Hi,
Just wanted to express my belated support for such dumps: - We encounter the same problem in research, and both for efficiency, reproducibility, and authoritativeness a centralized solution would be great. - Besides the filtering for existence in Wikipedia, I'd see much potential in removing labels. In most of our use cases labels are not needed in the computations, and where introspection is needed, one can selectively add them post-hoc. Alternatively, only retaining English labels would also save much (and I don't see concerns of cultural bias, as long as we only use them as decoration, not inside computations).
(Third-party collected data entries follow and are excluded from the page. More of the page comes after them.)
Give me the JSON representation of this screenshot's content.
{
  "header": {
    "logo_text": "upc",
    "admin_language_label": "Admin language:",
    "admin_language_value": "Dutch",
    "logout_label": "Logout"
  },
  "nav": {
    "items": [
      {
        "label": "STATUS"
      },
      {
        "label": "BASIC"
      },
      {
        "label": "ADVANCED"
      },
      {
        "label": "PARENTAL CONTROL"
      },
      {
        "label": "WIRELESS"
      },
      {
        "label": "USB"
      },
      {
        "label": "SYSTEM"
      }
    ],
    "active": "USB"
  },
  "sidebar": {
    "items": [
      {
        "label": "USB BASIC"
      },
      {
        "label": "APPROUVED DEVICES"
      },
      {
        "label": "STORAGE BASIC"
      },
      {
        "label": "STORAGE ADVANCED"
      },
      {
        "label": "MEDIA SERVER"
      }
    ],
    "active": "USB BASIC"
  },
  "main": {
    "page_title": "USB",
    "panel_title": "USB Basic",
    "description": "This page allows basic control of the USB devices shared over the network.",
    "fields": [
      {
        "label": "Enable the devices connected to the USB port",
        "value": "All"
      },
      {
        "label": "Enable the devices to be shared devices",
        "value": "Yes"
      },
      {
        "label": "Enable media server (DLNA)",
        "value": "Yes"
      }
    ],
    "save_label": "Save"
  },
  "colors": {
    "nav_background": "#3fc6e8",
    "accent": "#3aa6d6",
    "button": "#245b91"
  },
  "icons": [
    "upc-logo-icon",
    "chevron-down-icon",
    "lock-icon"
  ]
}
Thanks also for pointing out the WDumper tool, this looks great. Maybe it would be worth to highlight selected dumps prominently on its start page? (the names in "recent dumps" alone are not always informative, so one has to inspect the specs one by one, and arguably, the larger number also means some loss of authoritativeness)
Cheers, Simon
Hey all,
As someone who likes to use Wikidata in their research, and likes to give students projects relating to Wikidata, I am finding it more and more difficult to (recommend to) work with recent versions of Wikidata due to the increasing dump sizes, where even the truthy version now costs considerable time and machine resources to process and handle. In some cases we just grin and bear the costs, while in other cases we apply an ad hoc sampling to be able to play around with the data and try things quickly.
More generally, I think the growing data volumes might inadvertently scare people off taking the dumps and using them in their research.
One idea we had recently to reduce the data size for a student project while keeping the most notable parts of Wikidata was to only keep claims that involve an item linked to Wikipedia; in other words, if the statement involves a Q item (in the "subject" or "object") not linked to Wikipedia, the statement is removed.
I wonder would it be possible for Wikidata to provide such a dump to download (e.g., in RDF) for people who prefer to work with a more concise sub-graph that still maintains the most "notable" parts? While of course one could compute this from the full-dump locally, making such a version available as a dump directly would save clients some resources, potentially encourage more research using/on Wikidata, and having such a version "rubber-stamped" by Wikidata would also help to justify the use of such a dataset for research purposes.
... just an idea I thought I would float out there. Perhaps there is another (better) way to define a concise dump.
Best, Aidan